As Haskins travels around the country finding players, Gartner repeats that what you’re seeing is “true,” as Haskins told him this truth and screenwriters Chris Cleveland and Bettina Gilois researched it (their separate commentary track tends to repeat Gartner’s points, that their essential plot is accurate, that Haskins “never saw those limits”). One of Haskins’ stories involves his recruitment of forward Harry Flournoy’s (Mehcad Brooks): the kid runs ahead of him as Coach follows him, trying “to get him into his car.” When the kid rightly refuses to get into a strange white man’s car, Haskins, as Gartner tells it, “Beat him home and ate his pie. The only thing I could never get straight was what kind of pie it was, but everything else was true.”

Cleveland and Gilois tell the same story, though they got it from Flournoy; in fact, they gleaned much of the story from meeting with the players, who still get together annually, and “have a shtick with each other.” The DVD includes a number of featurettes, on actors learning skills and shooting strategies, though the most compelling is a 22-minute documentary, “In Their Own Words: 1966,” full of Miners’ talking heads and old footage and photos, showing the actual team back then.
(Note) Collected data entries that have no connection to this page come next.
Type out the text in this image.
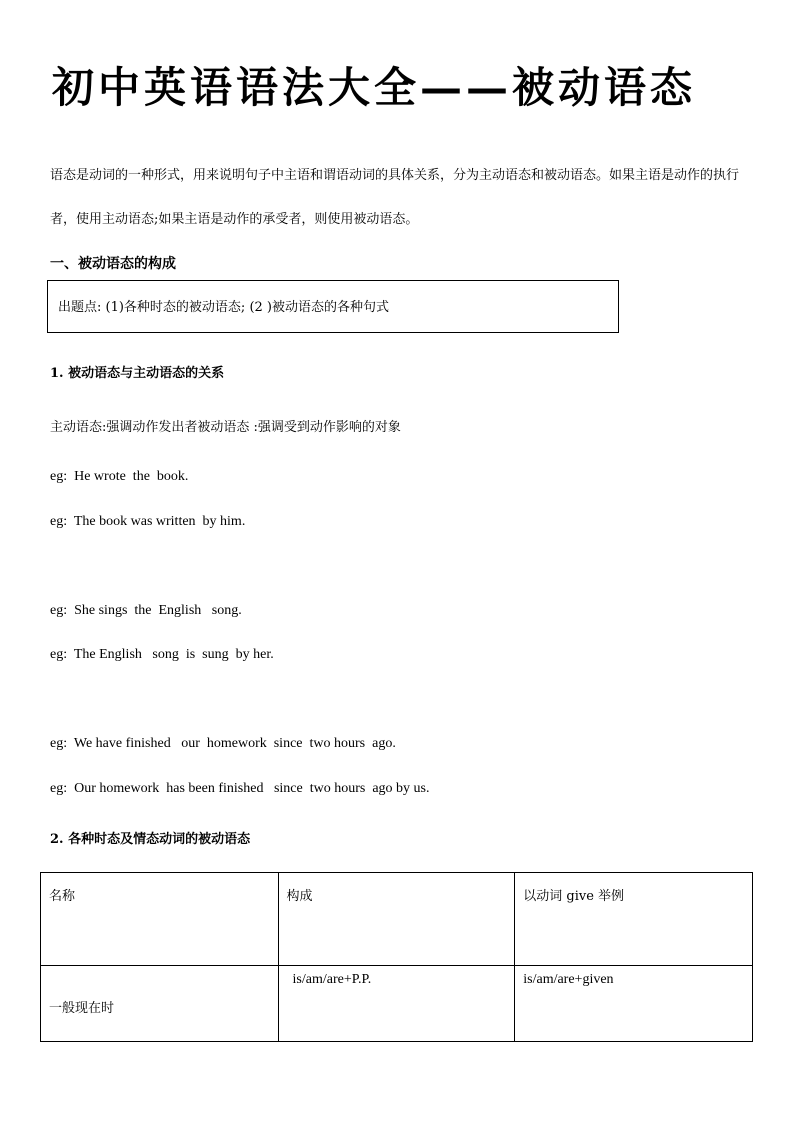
初中英语语法大全——被动语态

语态是动词的一种形式，用来说明句子中主语和谓语动词的具体关系，分为主动语态和被动语态。如果主语是动作的执行者，使用主动语态;如果主语是动作的承受者，则使用被动语态。

一、被动语态的构成

出题点: (1)各种时态的被动语态; (2 )被动语态的各种句式

1. 被动语态与主动语态的关系

主动语态:强调动作发出者被动语态 :强调受到动作影响的对象

eg:  He wrote  the  book.

eg:  The book was written  by him.

eg:  She sings  the  English   song.

eg:  The English   song  is  sung  by her.

eg:  We have finished   our  homework  since  two hours  ago.

eg:  Our homework  has been finished   since  two hours  ago by us.

2. 各种时态及情态动词的被动语态

名称	构成	以动词 give 举例
一般现在时	is/am/are+P.P.	is/am/are+given
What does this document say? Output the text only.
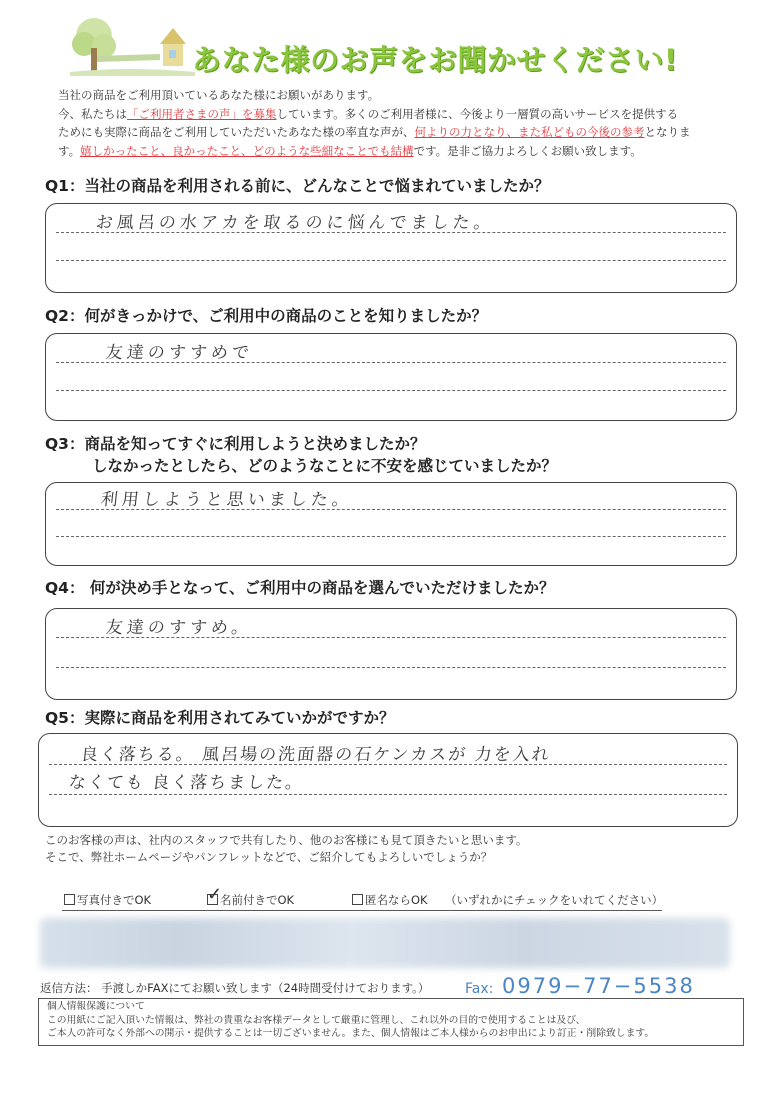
あなた様のお声をお聞かせください!
当社の商品をご利用頂いているあなた様にお願いがあります。
今、私たちは「ご利用者さまの声」を募集しています。多くのご利用者様に、今後より一層質の高いサービスを提供する
ためにも実際に商品をご利用していただいたあなた様の率直な声が、何よりの力となり、また私どもの今後の参考となりま
す。嬉しかったこと、良かったこと、どのような些細なことでも結構です。是非ご協力よろしくお願い致します。
Q1：当社の商品を利用される前に、どんなことで悩まれていましたか？
お風呂の水アカを取るのに悩んでました。
Q2：何がきっかけで、ご利用中の商品のことを知りましたか？
友達のすすめで
Q3：商品を知ってすぐに利用しようと決めましたか？
しなかったとしたら、どのようなことに不安を感じていましたか？
利用しようと思いました。
Q4： 何が決め手となって、ご利用中の商品を選んでいただけましたか？
友達のすすめ。
Q5：実際に商品を利用されてみていかがですか？
良く落ちる。 風呂場の洗面器の石ケンカスが 力を入れ
なくても 良く落ちました。
このお客様の声は、社内のスタッフで共有したり、他のお客様にも見て頂きたいと思います。
そこで、弊社ホームページやパンフレットなどで、ご紹介してもよろしいでしょうか？
写真付きでOK	名前付きでOK
✓	匿名ならOK （いずれかにチェックをいれてください）
返信方法： 手渡しかFAXにてお願い致します（24時間受付けております。）	Fax: 0979−77−5538
個人情報保護について
この用紙にご記入頂いた情報は、弊社の貴重なお客様データとして厳重に管理し、これ以外の目的で使用することは及び、
ご本人の許可なく外部への開示・提供することは一切ございません。また、個人情報はご本人様からのお申出により訂正・削除致します。
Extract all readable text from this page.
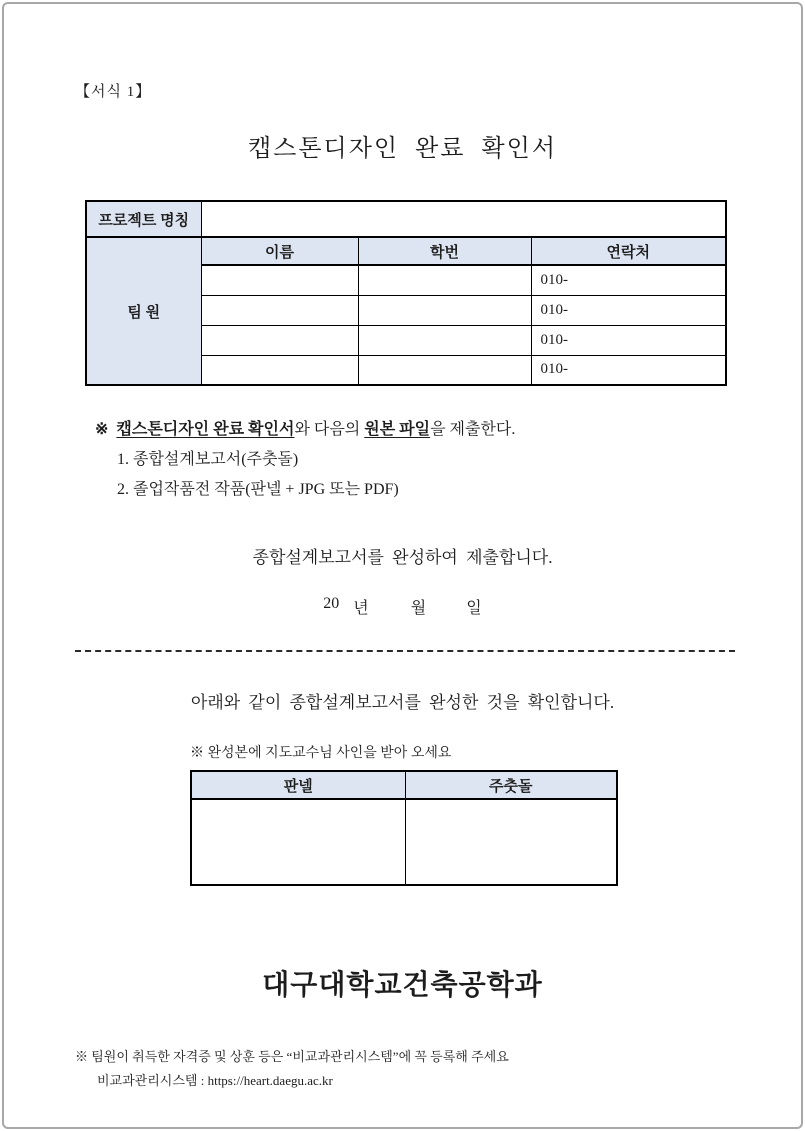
【서식 1】
캡스톤디자인 완료 확인서
프로젝트 명칭			
팀 원	이름	학번	연락처
			010-
			010-
			010-
			010-
※ 캡스톤디자인 완료 확인서와 다음의 원본 파일을 제출한다.
1. 종합설계보고서(주춧돌)
2. 졸업작품전 작품(판넬 + JPG 또는 PDF)
종합설계보고서를 완성하여 제출합니다.
20 년	월	일
아래와 같이 종합설계보고서를 완성한 것을 확인합니다.
※ 완성본에 지도교수님 사인을 받아 오세요
판넬	주춧돌

대구대학교건축공학과
※ 팀원이 취득한 자격증 및 상훈 등은 “비교과관리시스템”에 꼭 등록해 주세요
비교과관리시스템 : https://heart.daegu.ac.kr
As Flournoy remembers,

People would call you names and people would spit at you and people would try to trip you up, because there was this real narrow sidelines. It was a time in our lives, when we should have had the best time of our lies, but it was a time when we were feeling so much pressure as far as he racial pressure, that we weren’t having a good time. It was more of a job than recreation.

The film has to compress all this grief, of course, and so “In Their Own Words” makes clear some of the particulars, including the mail Coach received from black leaders, who saw him as an “exploiter” of his black players, and Flournoy’s memories of being called a “Tom” by his friends back home in Gary, Indiana. The film does suggest that Haskins “gets” racism and specifically, racist violence against his players (white fans throw trash at them as they enter arenas, graffiti is left on their motel room walls). But he stays focused on the game, seeing winning as the best way to “instruct” opponents. At least until he learns he’s been getting hate mail at home and Mary’s been hiding it from him. But while that does upset him, it’s the players who have to deal with the fact that one of their number is beaten bloody in a diner bathroom as they bus through the South; Coach remains mostly unseen during their deliberations. His most radical act — and it is a profound one in its way — is to start five black players at the finals, the first time in NCAA history.

Though the black players feel like they’ve landed “in Bonanza,” and the white players have never seen black people before, Haskins determines to train the players in his system (the film allows that the black players do bring “intelligence” beyond his, and when he lets them play their “way,” they start winning pretty much non-stop). Their eventual cohesion leads them to the ’66 NCAA finals, where they face the much better funded, all Caucasian University of Kentucky champions. They’re coached by the unfortunately named Adolph Rupp (Jon Voight under yet another inventive makeup job), whose exasperation shots tend to feature confederate flags in the background. He’s a needlessly egregious villain, sneering at the black players at a moment in history when no white authorities in the sport imagine that “Negroes [are] gonna be the future of basketball.”

One of the Kentucky team members is Pat Riley (played by Wes Brown), who appears in the look-back documentary, recalling his own tears when his team lost. Little did he know then that he’d be coaching Magic Johnson, James Worthy and Kareem Abdul Jabbar, Tim Hardaway, Shaq, and Dwyane Wade. As Riley and other players portrayed in the film remember, the Texas Western championship was a mixed blessing, as the players had to endure more abuse afterwards. Still, as a “history-changing” event, it’s clearly extraordinary. Glory Road includes enough images of hard violence to show at least some of the costs for the Miners. Rousing, manipulative, and predictable, the movie knows its business.